Possibly I will be able to do some tests over the weekend. Kepp us posted if you find anything new on this.
-
@Oleg Starting to get my VM setup to test your issue I am a bit confused about the partition layout. While I am not saying that this is causing the error I am wondering why:
- sda1 (/boot) is about 3 GB - not bad but usually you don’t need that much for it
- sda3 (/) is around 9.5 GB - might be enough but I’d use a little more
- sda5 (/home) is around 9.5 GB - this is where users store all their data… usually need a lot more
- sda6 (/opt) is around 90 GB - usually /opt is for optional software. Do you install that much custom tools?

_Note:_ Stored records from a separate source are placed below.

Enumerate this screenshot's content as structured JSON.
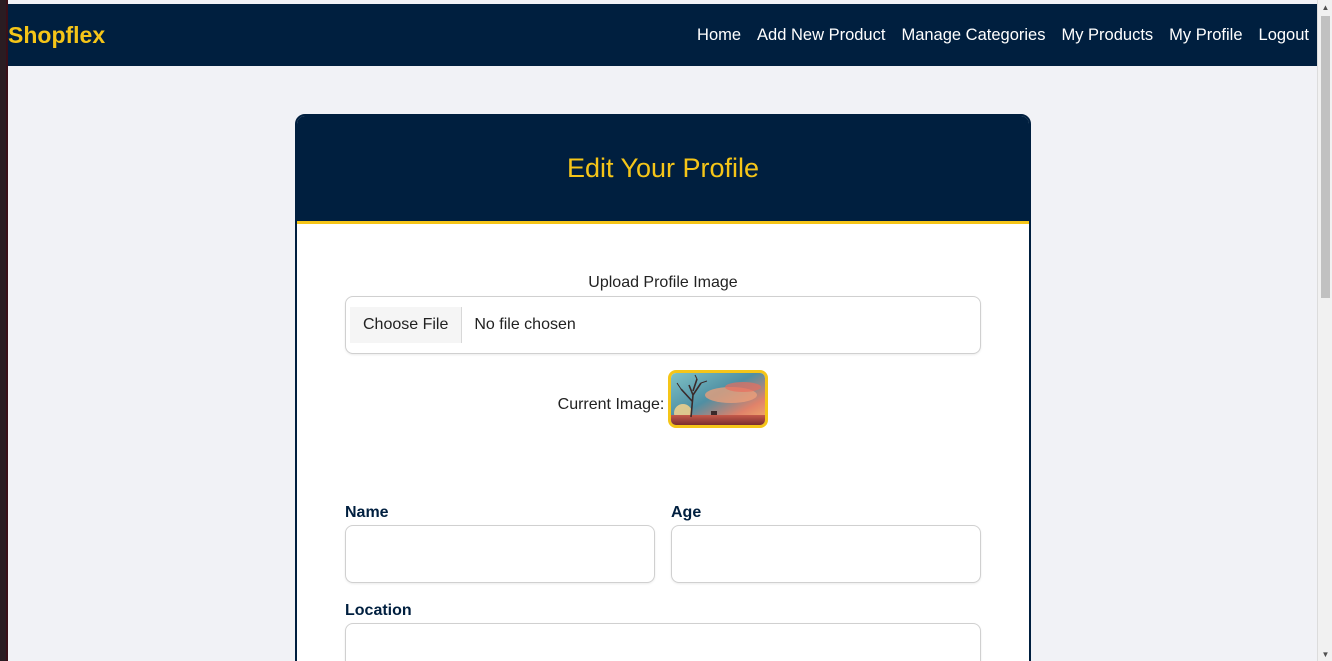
{
  "navbar": {
    "brand": "Shopflex",
    "links": [
      "Home",
      "Add New Product",
      "Manage Categories",
      "My Products",
      "My Profile",
      "Logout"
    ]
  },
  "card": {
    "title": "Edit Your Profile",
    "upload_label": "Upload Profile Image",
    "file_button": "Choose File",
    "file_status": "No file chosen",
    "current_image_label": "Current Image:",
    "fields": {
      "name_label": "Name",
      "name_value": "",
      "age_label": "Age",
      "age_value": "",
      "location_label": "Location",
      "location_value": ""
    }
  },
  "colors": {
    "navy": "#001f3f",
    "accent": "#f5c518",
    "page_bg": "#f1f2f6"
  }
}
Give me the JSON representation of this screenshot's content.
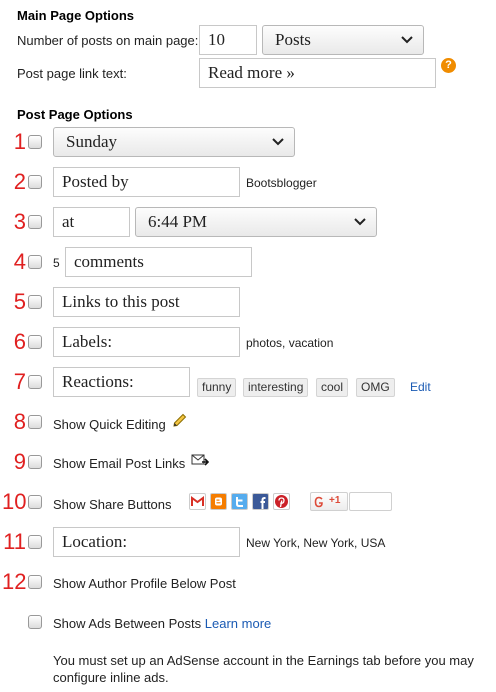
{
  "main_options": {
    "heading": "Main Page Options",
    "posts_label": "Number of posts on main page:",
    "posts_count": "10",
    "posts_unit": "Posts",
    "link_label": "Post page link text:",
    "link_text": "Read more »",
    "help_glyph": "?"
  },
  "post_options": {
    "heading": "Post Page Options",
    "rows": [
      {
        "num": "1",
        "value": "Sunday"
      },
      {
        "num": "2",
        "value": "Posted by",
        "after": "Bootsblogger"
      },
      {
        "num": "3",
        "value": "at",
        "time": "6:44 PM"
      },
      {
        "num": "4",
        "count": "5",
        "value": "comments"
      },
      {
        "num": "5",
        "value": "Links to this post"
      },
      {
        "num": "6",
        "value": "Labels:",
        "after": "photos, vacation"
      },
      {
        "num": "7",
        "value": "Reactions:",
        "tags": [
          "funny",
          "interesting",
          "cool",
          "OMG"
        ],
        "edit": "Edit"
      },
      {
        "num": "8",
        "label": "Show Quick Editing"
      },
      {
        "num": "9",
        "label": "Show Email Post Links"
      },
      {
        "num": "10",
        "label": "Show Share Buttons",
        "gplus": "+1"
      },
      {
        "num": "11",
        "value": "Location:",
        "after": "New York, New York, USA"
      },
      {
        "num": "12",
        "label": "Show Author Profile Below Post"
      }
    ],
    "ads_label": "Show Ads Between Posts",
    "ads_link": "Learn more",
    "ads_note_line1": "You must set up an AdSense account in the Earnings tab before you may",
    "ads_note_line2": "configure inline ads."
  },
  "icons": {
    "chevron": "chevron-down-icon",
    "help": "help-icon",
    "pencil": "pencil-icon",
    "email": "email-post-icon",
    "share": [
      "gmail-icon",
      "blogger-icon",
      "twitter-icon",
      "facebook-icon",
      "pinterest-icon",
      "google-plus-icon"
    ]
  },
  "colors": {
    "step_numbers": "#e02020",
    "link": "#1a5ab3",
    "help_icon": "#f08c00",
    "gmail": "#d93025",
    "blogger": "#f57d00",
    "twitter": "#55acee",
    "facebook": "#3b5998",
    "pinterest": "#cb2027",
    "google_plus": "#dd4b39"
  }
}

I am not saying that this layout is wrong. Depending on your requirements it might be very useful this way. Just saying that this is not the way I’d partition my disk.
-
@Sebastian-Roth this seems relevant to this discussion as well.
Should be fixed in the partclone version FOG uses, but sounds like a btrfsfsck might be useful to try.
-
@Quazz Good find man! Although I am wondering if this is the exact same issue as they are talking about an issue with “lzo compressed btrfs volumes” which @Oleg does not seem to have according to his
/etc/fstab
…I had a bit of time while I was waiting for some other installations today so I setup Ubuntu 16.04 server (should be close enough to the scenario with Oleg’s Ubuntu desktop), booted it a couple of times without an issue, uploaded an image and deployed it again. My Ubuntu server is coming up and seems normal but taking a look at
/var/log/kern.log
I see a lot of these messages:BTRFS error (device sda3): bad tree block start 0 40345712 BTRFS error (device sda3): bad tree block start 0 40484864 BTRFS error (device sda3): bad tree block start 0 40091648 BTRFS error (device sda3): bad tree block start 0 40108032 BTRFS error (device sda3): bad tree block start 0 40042496 ...

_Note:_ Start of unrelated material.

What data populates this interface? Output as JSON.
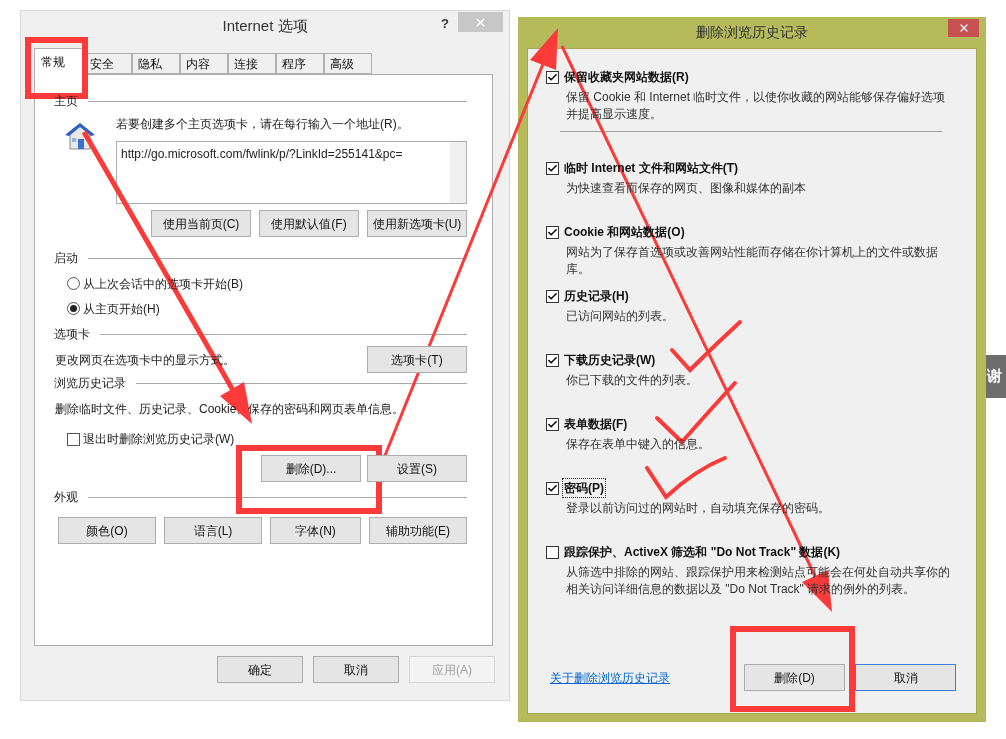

Notice the different numbers at the end of the lines. I am not sure what that means. Guess we need to do some more research on this as it does not seem to be a showstopper in my case. I don’t see the
BTRFS: open_ctree failed
but I have some other btrfs related messages:BTRFS info (device sda3): read error corrected: ino 1 off 125304832 (dev /dev/sda3 sector 261120) BTRFS info (device sda3): read error corrected: ino 1 off 125308928 (dev /dev/sda3 sector 261128) BTRFS info (device sda3): read error corrected: ino 1 off 125313024 (dev /dev/sda3 sector 261136) BTRFS info (device sda3): read error corrected: ino 1 off 125317120 (dev /dev/sda3 sector 261144)
Anyone keen to dig into this and take a look at the partclone code as well. I’d love to but I guess I won’t find the time in the near future.
-
@Sebastian-Roth
Thanks for your suggestion! for a normal use yours is better - in our case we have only a couple applications which are storing their data in the /opt. For sda2 and sda3 I think I will follow your suggestion.
Yes your right - in my setting I don’t have the “lzo compressed” options in the fstab.
In your case the system comes up in my not. Will look further today to confine the issue.I think if it’s a partcone “code-issue”, the solution could take a while?! I’m asking because then I have to switch to another filesystem.